17 Op een dag zei de profeet Elia, afkomstig uit de stad Tisbe in Gilead, tegen koning Achab: ‘Zo zeker als de Here, de God van Israël, leeft—de God die ik vereer en dien—zal enkele jaren lang geen dauw of regen vallen, totdat ik het weer aankondig.’ Daarna zei de Here tegen Elia: ‘Ga naar het oosten en verberg u bij de beek Krith, daar waar de beek in de Jordaan uitmondt. Drink uit de beek en eet wat de raven u brengen, want Ik heb hun opdracht gegeven u voedsel te brengen.’ Elia deed wat de Here hem had opgedragen en sloeg zijn kamp op bij de beek. De raven brachten hem elke morgen en avond brood en vlees en hij dronk water uit de beek. Maar na enige tijd droogde de beek uit, want nergens in het land viel ook maar een druppel regen. 8,9 De Here zei tegen hem: ‘Ga naar het dorp Sarfath, vlakbij Sidon. Daar woont een weduwe die u zal verzorgen. Ik heb haar daarvoor opdracht gegeven.’ 10 Dus ging Elia naar Sarfath en toen hij bij de poorten van de stad kwam, zag hij een vrouw die bezig was hout te sprokkelen. Hij vroeg haar een beker water. 11 Terwijl zij wegliep om het te halen, riep hij haar achterna: ‘Neem ook wat brood mee, als u wilt.’ 12 Maar zij zei: ‘Ik zweer bij de Here, uw God, dat ik geen kruimeltje brood in huis heb. Alles wat ik nog heb, is een handvol meel en een klein bodempje olie. Ik heb net wat hout gesprokkeld om voor de laatste keer een maaltijd te kunnen maken. Daarna zullen mijn zoon en ik sterven van de honger.’ 13 Maar Elia stelde haar gerust en zei: ‘Wees maar niet bang. Maak die laatste maaltijd van u maar klaar, maar bak eerst wat brood voor mij. Daarna kunt u voor u en uw zoon wat klaarmaken. 14 De Here, de God van Israël, zegt namelijk dat altijd voldoende meel in de pot en olie in uw kruik zal zijn tot het moment dat de Here weer regen laat vallen.’ 15 Zij deed wat Elia had gezegd en met zijn drieën aten zij net zo lang van de voorraad meel en olie als nodig was.

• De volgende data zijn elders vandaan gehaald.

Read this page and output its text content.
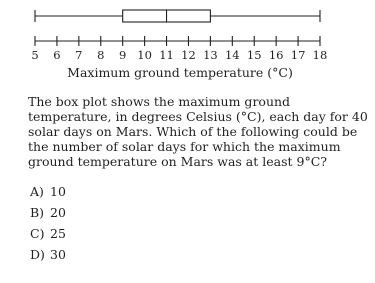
5 6 7 8 9 10 11 12 13 14 15 16 17 18
Maximum ground temperature (°C)

The box plot shows the maximum ground temperature, in degrees Celsius (°C), each day for 40 solar days on Mars. Which of the following could be the number of solar days for which the maximum ground temperature on Mars was at least 9°C?

A) 10
B) 20
C) 25
D) 30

16 Want hoeveel zij ook gebruikten, er zat steeds genoeg meel in de pot en olie in de kruik, precies zoals de Here door Elia had laten beloven.

17 Maar op een dag werd de zoon van de vrouw erg ziek en stierf ten slotte. 18 ‘Man van God,’ zei de vrouw, ‘wat hebt u mij aangedaan? Bent u hier gekomen om mij te straffen voor mijn zonden, door mijn zoon te laten sterven?’ 19 ‘Geef hem maar aan mij,’ antwoordde Elia. Hij nam het dode lichaam van de jongen mee naar boven en legde hem in de logeerkamer waar hij zelf sliep. 20 Toen riep hij tot de Here: ‘O Here, mijn God, waarom hebt U deze weduwe bij wie ik verblijf, zo getroffen en haar zoon gedood?’ 21 Hij ging driemaal languit boven op de jongen liggen en riep naar de Here: ‘Ach Here, mijn God, laat dit kind alstublieft weer levend worden.’ 22 De Here verhoorde het gebed van Elia, de ziel van het kind keerde terug en hij werd weer levend. 23 Elia nam hem mee naar beneden en gaf hem aan zijn moeder. ‘Kijk, hij leeft,’ zei hij. 24 ‘Nu weet ik zeker dat u een profeet bent,’ zei zij, ‘en dat alles wat u zegt, van de Here afkomstig is!’